Das Amtsgericht Bielefeld hat den Antrag auf Eröffnung eines Insolvenzverfahrens über das Vermögen der Conti Living GmbH mangels Masse abgewiesen. Die Entscheidung erging am 14. September 2026. Das Verfahren wurde unter dem Aktenzeichen 43 IN 328/26 geführt.
Die Gesellschaft hat ihren Firmensitz in der Beckhausstraße 260 in 33611 Bielefeld und ist beim Amtsgericht Bielefeld unter der Handelsregisternummer HRB 41746 eingetragen. Gesetzlich vertreten wird das Unternehmen durch die Geschäftsführer Uwe Beckemeyer und Pedro Falco Korn.
Gegenstand der Conti Living GmbH ist der Handel mit Immobilien sowie deren Vermietung. Die Gesellschaft konnte damit grundsätzlich Grundstücke, Wohnhäuser, Wohnungen oder andere Immobilien erwerben, verwalten, vermieten und wieder veräußern.
Darüber hinaus durfte das Unternehmen weitere branchenübliche und verwandte Geschäfte ausüben. Es war berechtigt, gleichartige oder ähnliche Unternehmen zu erwerben oder zu pachten, sich an anderen Gesellschaften zu beteiligen und deren Vertretung zu übernehmen.
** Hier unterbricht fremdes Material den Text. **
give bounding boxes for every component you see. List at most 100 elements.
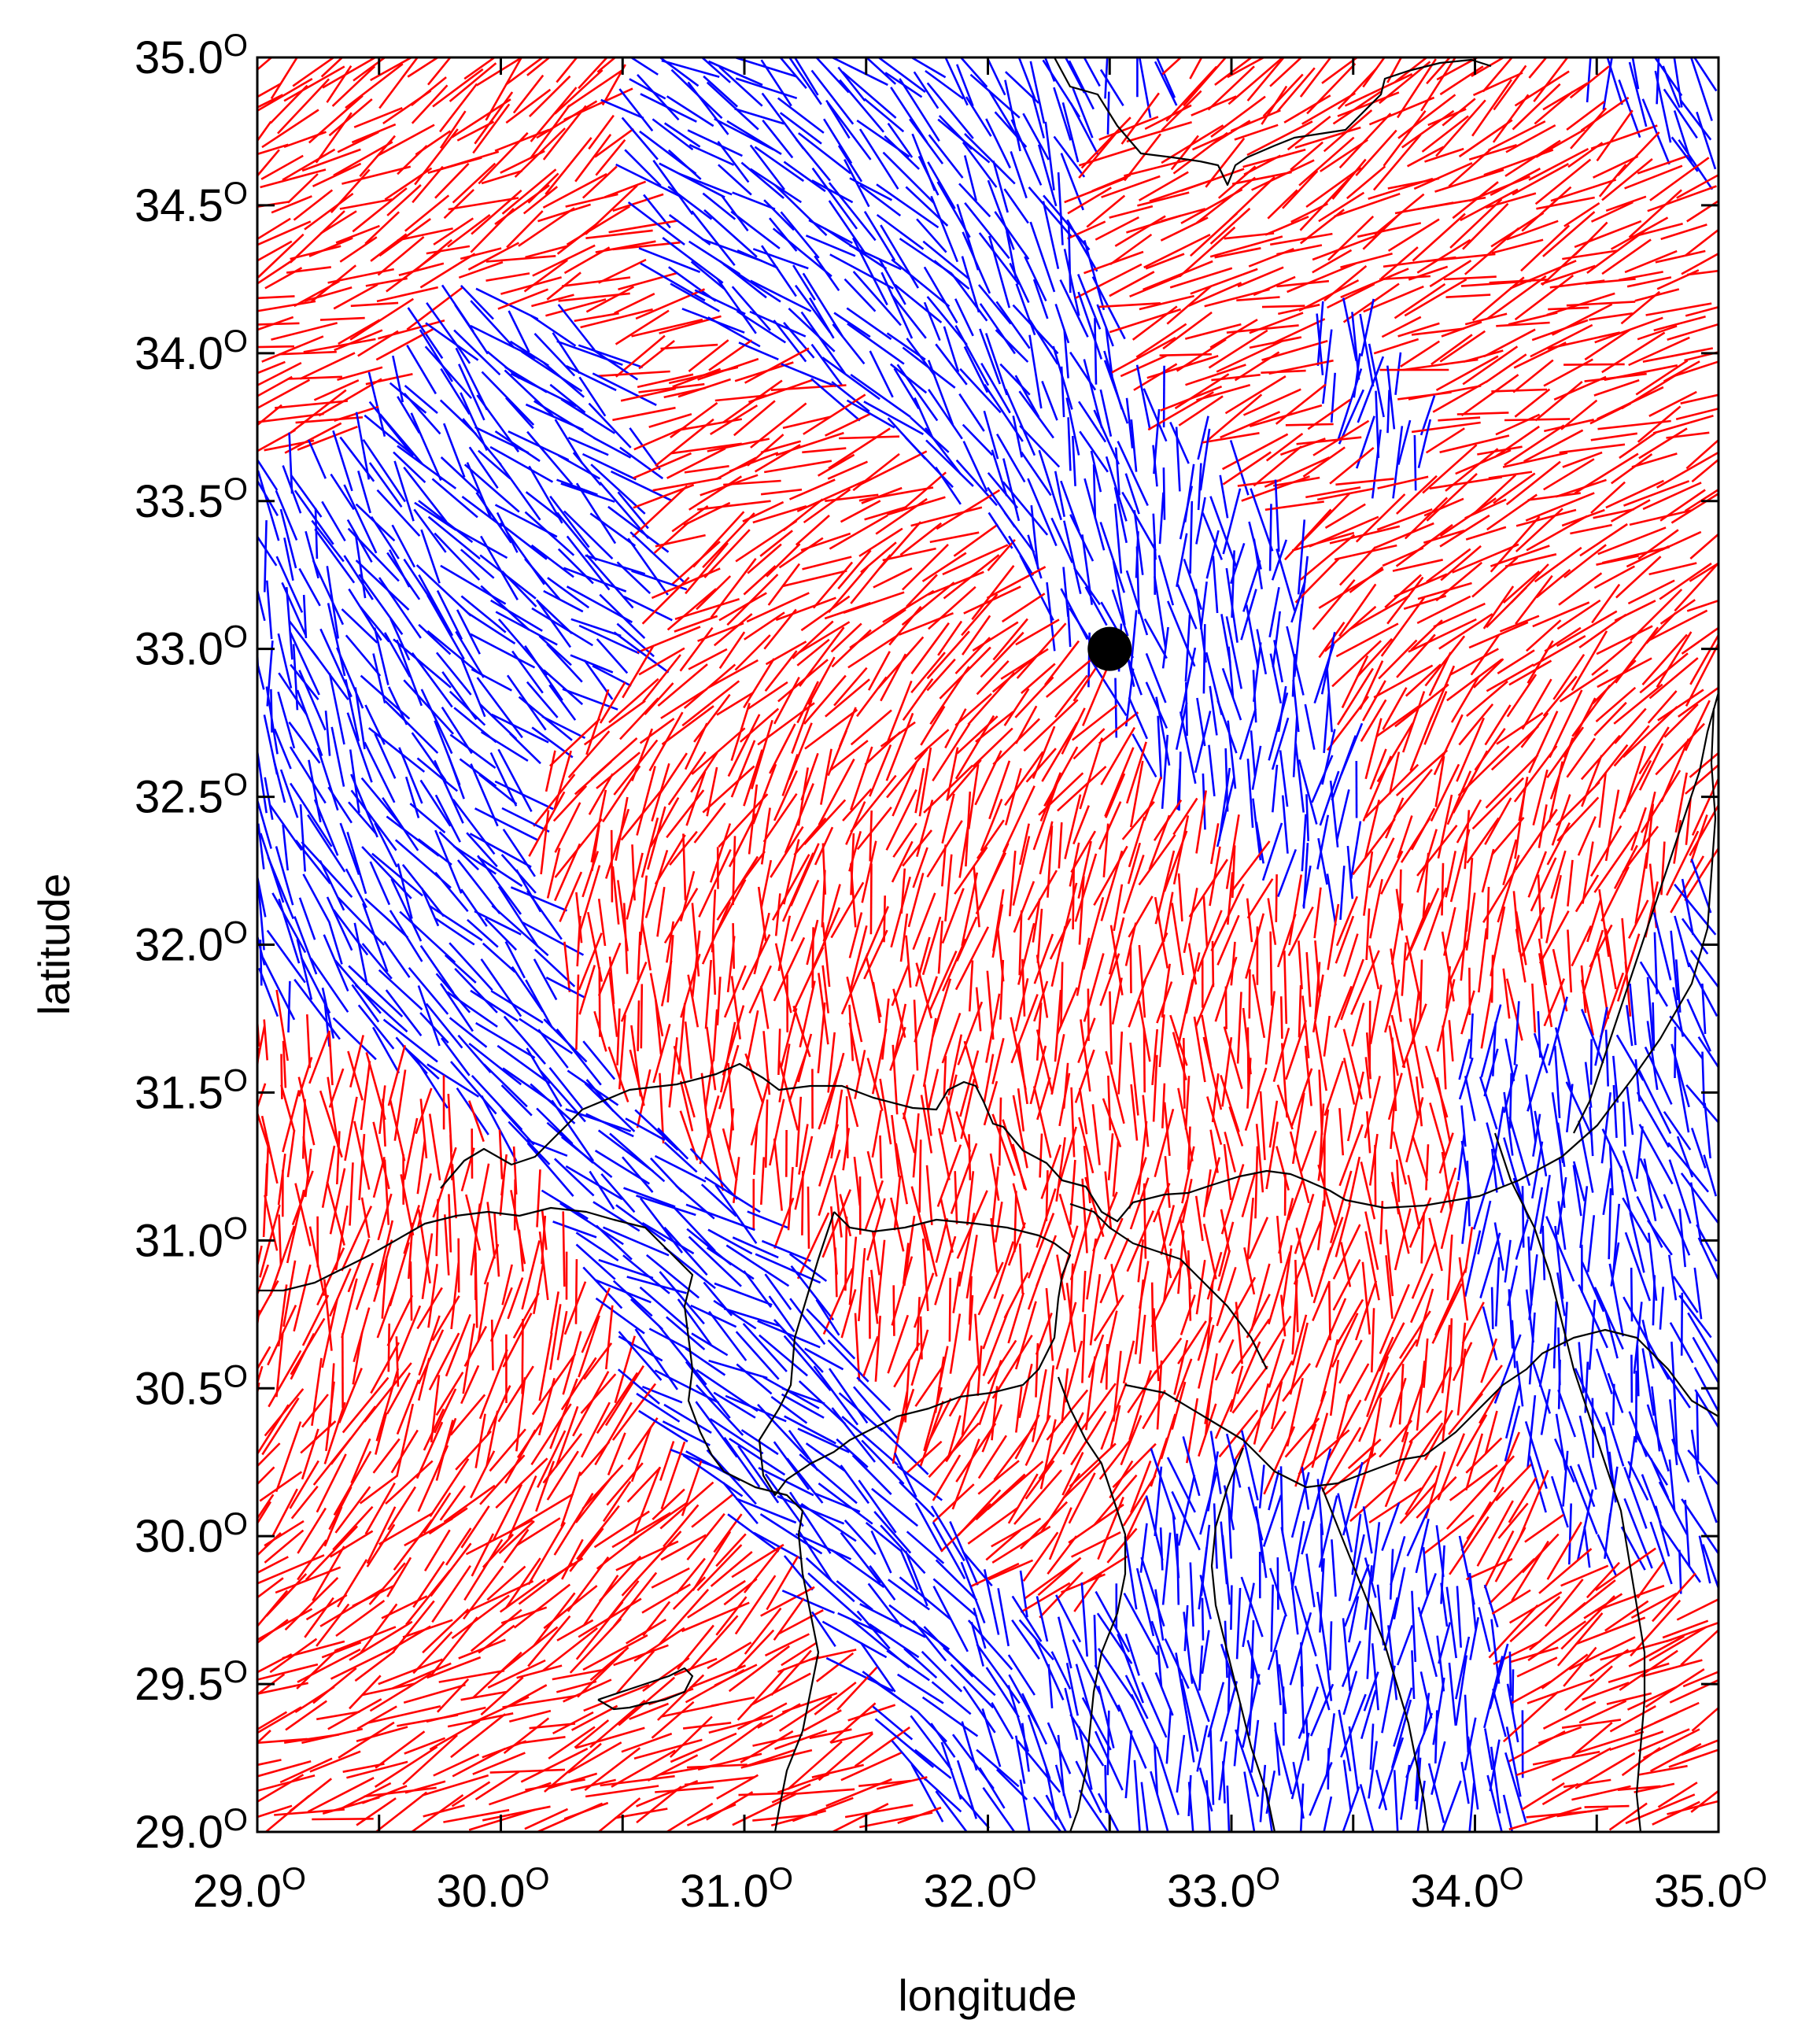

Auch die Gründung und Unterhaltung von Zweigniederlassungen war vom Unternehmensgegenstand umfasst.
Welche Immobilien sich zuletzt im Eigentum der Conti Living GmbH befanden und ob bestehende Mietverhältnisse betroffen sind, geht aus der Insolvenzbekanntmachung nicht hervor. Ebenso fehlen Angaben zu möglichen Beteiligungen und Zweigniederlassungen.
Der Insolvenzantrag wurde nicht von der Gesellschaft selbst gestellt. Nach den Angaben des Amtsgerichts ging am 27. April 2026 ein auf den 23. April 2026 datierter Antrag eines Gläubigers ein. Wer dieser Gläubiger ist und welche Forderung dem Antrag zugrunde lag, wird in der Bekanntmachung nicht mitgeteilt.
Nach einer mehrmonatigen Prüfung lehnte das Amtsgericht Bielefeld die Eröffnung des Insolvenzverfahrens mangels Masse ab. Eine solche Entscheidung wird getroffen, wenn das vorhandene und voraussichtlich verwertbare Vermögen nicht ausreicht, um zumindest die Kosten eines regulären Insolvenzverfahrens zu bezahlen. Zu diesen Kosten gehören insbesondere die Gerichtskosten und die Vergütung eines Insolvenzverwalters.
Die Abweisung mangels Masse bedeutet nicht, dass keine Verbindlichkeiten bestehen oder die Forderungen der Gläubiger erloschen sind. Es wird jedoch kein reguläres Insolvenzverfahren durchgeführt. Damit gibt es auch keinen Insolvenzverwalter, der Immobilien und andere Vermögenswerte erfasst, verwertet und den Erlös nach den gesetzlichen Vorschriften verteilt.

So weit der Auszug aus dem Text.